Reeder returned his attention to Blount.

Having come into this interview with at least a vague dislike of this smooth son of a redneck politician, now all he needed was a guilt-ridden victim.

“Mr. Blount,” he said, “I can’t share with you any specifics—this is an ongoing investigation, after all, and of the highest sensitivity.

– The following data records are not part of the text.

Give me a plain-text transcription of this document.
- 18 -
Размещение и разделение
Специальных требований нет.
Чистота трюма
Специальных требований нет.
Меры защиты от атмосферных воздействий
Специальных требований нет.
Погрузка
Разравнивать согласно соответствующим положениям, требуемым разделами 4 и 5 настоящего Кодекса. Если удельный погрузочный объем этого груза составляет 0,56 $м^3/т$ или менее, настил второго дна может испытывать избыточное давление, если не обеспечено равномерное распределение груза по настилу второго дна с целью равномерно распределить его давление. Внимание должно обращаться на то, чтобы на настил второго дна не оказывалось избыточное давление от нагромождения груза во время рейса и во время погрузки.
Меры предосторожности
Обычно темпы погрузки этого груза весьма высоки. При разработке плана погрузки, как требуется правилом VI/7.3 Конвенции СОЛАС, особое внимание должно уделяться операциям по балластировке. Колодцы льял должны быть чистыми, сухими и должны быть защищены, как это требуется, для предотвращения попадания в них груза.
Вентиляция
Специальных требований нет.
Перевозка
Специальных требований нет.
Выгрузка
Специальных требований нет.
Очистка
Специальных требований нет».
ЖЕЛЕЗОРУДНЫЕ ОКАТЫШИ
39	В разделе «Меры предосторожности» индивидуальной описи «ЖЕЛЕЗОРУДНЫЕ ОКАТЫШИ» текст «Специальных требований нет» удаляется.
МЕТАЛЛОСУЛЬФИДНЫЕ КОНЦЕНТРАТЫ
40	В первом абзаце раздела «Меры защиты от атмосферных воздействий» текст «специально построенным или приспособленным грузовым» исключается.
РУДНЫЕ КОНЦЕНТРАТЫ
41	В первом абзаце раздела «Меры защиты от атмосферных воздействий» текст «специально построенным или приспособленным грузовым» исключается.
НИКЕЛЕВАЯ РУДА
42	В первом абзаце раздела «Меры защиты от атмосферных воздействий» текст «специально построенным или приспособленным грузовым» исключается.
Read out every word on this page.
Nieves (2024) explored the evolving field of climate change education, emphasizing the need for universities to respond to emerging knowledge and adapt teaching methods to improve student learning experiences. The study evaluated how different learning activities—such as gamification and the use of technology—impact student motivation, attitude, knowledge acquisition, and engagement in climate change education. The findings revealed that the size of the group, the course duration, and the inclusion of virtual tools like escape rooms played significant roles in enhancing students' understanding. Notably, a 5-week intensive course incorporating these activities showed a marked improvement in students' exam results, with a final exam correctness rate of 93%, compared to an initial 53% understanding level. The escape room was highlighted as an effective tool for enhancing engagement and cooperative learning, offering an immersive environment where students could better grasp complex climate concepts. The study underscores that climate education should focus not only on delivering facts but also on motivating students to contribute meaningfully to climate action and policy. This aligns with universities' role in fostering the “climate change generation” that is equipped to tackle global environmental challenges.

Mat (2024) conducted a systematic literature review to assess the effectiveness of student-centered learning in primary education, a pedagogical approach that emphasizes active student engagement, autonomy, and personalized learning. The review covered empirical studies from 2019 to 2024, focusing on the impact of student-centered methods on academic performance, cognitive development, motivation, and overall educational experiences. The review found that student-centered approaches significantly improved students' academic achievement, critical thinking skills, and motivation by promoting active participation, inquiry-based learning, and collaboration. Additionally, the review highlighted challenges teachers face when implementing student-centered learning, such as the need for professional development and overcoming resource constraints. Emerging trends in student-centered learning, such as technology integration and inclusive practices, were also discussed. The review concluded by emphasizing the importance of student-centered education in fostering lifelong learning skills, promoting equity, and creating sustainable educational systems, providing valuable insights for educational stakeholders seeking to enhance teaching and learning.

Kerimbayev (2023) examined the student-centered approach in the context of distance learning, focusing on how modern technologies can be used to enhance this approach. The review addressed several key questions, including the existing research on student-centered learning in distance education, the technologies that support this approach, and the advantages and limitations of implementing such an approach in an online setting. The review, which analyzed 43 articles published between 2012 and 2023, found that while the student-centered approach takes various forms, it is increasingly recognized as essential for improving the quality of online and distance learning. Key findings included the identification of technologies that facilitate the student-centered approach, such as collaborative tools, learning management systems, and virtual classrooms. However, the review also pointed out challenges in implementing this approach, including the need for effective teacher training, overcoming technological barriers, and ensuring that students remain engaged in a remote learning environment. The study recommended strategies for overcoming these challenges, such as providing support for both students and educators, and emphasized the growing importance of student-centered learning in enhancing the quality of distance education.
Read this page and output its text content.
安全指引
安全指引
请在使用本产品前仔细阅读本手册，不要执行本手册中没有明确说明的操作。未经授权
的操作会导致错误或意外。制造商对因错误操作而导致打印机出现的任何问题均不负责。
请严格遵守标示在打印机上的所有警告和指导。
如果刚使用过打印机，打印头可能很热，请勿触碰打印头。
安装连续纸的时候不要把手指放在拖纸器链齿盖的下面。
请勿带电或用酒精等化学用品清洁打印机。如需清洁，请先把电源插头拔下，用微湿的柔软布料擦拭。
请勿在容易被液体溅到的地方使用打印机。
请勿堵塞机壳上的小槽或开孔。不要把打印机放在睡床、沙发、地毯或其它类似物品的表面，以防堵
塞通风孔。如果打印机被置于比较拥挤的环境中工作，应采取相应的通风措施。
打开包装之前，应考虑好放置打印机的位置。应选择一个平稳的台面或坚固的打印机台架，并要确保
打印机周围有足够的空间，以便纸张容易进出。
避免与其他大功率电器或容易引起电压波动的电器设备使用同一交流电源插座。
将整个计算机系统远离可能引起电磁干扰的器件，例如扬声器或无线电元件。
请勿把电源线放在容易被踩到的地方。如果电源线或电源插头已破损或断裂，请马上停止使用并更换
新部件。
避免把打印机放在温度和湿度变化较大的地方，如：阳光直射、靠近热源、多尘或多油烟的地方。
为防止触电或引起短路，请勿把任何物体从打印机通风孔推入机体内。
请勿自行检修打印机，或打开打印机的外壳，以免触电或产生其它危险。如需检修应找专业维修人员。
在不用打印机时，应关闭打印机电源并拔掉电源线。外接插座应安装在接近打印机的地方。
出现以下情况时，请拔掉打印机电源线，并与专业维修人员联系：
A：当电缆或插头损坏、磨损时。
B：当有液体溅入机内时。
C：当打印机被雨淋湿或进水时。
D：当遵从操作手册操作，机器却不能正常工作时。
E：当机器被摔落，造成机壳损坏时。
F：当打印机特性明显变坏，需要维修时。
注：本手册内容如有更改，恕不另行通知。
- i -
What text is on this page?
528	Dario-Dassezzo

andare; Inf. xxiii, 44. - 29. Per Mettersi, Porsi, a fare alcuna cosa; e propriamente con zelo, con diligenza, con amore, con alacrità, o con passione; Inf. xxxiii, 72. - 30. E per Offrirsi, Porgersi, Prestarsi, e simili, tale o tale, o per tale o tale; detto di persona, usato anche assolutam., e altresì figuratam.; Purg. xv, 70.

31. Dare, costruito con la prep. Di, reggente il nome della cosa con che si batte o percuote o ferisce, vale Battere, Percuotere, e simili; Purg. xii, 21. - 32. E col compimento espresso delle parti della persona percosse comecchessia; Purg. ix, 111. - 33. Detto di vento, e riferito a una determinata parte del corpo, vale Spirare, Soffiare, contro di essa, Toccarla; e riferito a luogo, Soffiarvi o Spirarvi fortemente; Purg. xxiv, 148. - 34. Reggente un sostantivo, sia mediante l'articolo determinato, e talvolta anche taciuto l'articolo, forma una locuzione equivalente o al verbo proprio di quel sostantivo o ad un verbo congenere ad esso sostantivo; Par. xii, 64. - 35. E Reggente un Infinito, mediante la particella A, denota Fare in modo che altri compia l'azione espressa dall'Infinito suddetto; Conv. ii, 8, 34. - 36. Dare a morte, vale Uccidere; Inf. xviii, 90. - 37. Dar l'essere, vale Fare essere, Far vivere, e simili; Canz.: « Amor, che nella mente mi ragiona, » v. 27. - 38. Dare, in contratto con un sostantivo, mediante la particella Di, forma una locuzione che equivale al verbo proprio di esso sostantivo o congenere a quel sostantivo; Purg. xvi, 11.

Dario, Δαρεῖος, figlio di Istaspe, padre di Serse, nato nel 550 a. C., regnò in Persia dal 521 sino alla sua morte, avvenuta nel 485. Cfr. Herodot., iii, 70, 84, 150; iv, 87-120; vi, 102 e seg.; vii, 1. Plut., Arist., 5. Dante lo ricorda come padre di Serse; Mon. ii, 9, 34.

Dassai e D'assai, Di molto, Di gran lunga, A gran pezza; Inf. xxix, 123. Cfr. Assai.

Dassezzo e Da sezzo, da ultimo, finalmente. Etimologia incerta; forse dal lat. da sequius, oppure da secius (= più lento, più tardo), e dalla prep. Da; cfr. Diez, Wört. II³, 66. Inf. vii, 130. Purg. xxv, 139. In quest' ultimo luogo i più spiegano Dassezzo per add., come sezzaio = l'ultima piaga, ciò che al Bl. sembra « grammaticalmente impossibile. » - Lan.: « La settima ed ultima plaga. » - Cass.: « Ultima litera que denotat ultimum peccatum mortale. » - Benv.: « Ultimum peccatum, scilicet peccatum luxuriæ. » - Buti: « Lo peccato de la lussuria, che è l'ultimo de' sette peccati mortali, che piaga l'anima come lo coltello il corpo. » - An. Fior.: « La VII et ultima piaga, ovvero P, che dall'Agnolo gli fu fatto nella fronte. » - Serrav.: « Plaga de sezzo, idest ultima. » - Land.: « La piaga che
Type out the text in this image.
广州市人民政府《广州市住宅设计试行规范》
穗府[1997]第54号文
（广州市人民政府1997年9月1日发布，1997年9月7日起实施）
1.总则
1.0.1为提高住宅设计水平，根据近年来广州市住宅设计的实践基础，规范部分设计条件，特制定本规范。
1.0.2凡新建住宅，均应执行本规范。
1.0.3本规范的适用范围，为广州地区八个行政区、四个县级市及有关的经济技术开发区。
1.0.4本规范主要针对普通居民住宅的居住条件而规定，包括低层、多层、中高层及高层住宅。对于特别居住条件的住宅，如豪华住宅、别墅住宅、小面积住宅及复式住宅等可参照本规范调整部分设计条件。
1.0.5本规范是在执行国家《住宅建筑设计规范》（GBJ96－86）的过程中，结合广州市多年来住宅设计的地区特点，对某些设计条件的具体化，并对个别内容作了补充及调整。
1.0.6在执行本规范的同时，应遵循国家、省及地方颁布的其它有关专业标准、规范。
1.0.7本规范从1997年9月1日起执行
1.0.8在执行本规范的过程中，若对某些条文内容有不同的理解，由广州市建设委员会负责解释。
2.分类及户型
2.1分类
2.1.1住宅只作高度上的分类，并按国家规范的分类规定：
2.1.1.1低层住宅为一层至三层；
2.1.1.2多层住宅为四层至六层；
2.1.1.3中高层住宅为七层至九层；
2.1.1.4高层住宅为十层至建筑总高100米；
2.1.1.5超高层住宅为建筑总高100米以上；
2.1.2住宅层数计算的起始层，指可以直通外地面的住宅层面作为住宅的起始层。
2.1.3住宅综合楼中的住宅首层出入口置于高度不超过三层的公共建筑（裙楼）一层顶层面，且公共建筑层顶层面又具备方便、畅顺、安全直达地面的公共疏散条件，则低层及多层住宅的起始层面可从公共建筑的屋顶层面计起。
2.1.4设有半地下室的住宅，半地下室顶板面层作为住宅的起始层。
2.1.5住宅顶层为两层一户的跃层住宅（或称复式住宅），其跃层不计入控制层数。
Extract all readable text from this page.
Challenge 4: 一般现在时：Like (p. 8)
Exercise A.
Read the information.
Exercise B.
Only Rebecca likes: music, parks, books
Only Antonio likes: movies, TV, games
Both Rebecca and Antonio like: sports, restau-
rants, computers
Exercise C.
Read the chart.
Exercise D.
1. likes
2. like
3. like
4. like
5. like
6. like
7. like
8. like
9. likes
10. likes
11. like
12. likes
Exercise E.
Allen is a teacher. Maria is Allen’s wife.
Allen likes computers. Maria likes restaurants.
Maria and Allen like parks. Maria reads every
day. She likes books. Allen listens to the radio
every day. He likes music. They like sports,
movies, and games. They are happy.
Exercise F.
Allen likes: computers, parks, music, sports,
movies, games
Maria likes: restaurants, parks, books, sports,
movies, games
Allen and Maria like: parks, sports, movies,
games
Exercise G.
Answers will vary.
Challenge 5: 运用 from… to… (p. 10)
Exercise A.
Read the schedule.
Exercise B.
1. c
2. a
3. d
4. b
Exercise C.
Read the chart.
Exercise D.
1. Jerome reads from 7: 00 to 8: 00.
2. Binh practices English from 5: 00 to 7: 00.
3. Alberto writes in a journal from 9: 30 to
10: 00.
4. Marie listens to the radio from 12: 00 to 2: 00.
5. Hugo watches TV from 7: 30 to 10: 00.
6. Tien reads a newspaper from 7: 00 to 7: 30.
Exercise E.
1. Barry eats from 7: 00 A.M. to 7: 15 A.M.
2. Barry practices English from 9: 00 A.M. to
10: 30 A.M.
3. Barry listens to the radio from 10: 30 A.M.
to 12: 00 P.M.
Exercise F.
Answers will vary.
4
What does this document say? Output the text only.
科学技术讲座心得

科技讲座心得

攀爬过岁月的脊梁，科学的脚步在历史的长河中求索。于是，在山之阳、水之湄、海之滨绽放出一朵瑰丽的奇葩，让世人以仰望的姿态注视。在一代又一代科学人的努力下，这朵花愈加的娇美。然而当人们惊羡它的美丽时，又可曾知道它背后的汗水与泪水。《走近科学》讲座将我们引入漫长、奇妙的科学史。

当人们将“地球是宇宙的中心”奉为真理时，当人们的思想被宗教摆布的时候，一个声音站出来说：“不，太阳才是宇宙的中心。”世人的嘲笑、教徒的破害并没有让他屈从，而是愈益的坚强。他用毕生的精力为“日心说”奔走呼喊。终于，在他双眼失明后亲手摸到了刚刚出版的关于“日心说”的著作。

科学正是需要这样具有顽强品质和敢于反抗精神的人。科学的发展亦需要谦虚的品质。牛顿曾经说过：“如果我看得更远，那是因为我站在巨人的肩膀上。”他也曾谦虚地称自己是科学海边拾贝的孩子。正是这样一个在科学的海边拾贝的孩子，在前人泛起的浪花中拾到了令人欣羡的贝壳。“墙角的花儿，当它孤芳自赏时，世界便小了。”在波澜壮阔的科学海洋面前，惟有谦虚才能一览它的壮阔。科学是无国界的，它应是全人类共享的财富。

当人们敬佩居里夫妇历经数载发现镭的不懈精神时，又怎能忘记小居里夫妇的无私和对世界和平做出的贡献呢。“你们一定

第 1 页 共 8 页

National security concerns and all that.”

“I do understand . . .”


But
—I can assure you that you weren’t responsible in any way for Justice Venter’s death.”

“That’s . . . generous of you. Kind.”

“No. It’s the truth. Follow the news over the coming days and months, and you’ll have proof of that. Thank you, Mr. Blount.”

Everyone rose, and another round of shaking hands followed. Washington was nothing if not ritualistic, after all, from this farewell to the Justice lying in state downstairs.

Out into the afternoon sunshine, Rogers asked Reeder, “Why in the hell would that holdup guy say that to Blount?”

Reeder grunted a wry laugh. “Might just have been screwing with his head.”

“Is that what you think?”

“No. I think the bad guys wanted Nicky Blount feeling guilty and buying into Justice Venter trying to save his ass.”

She smirked. “To keep us chasing our tails.”

“Yes, and to muddy the waters from the git-go.”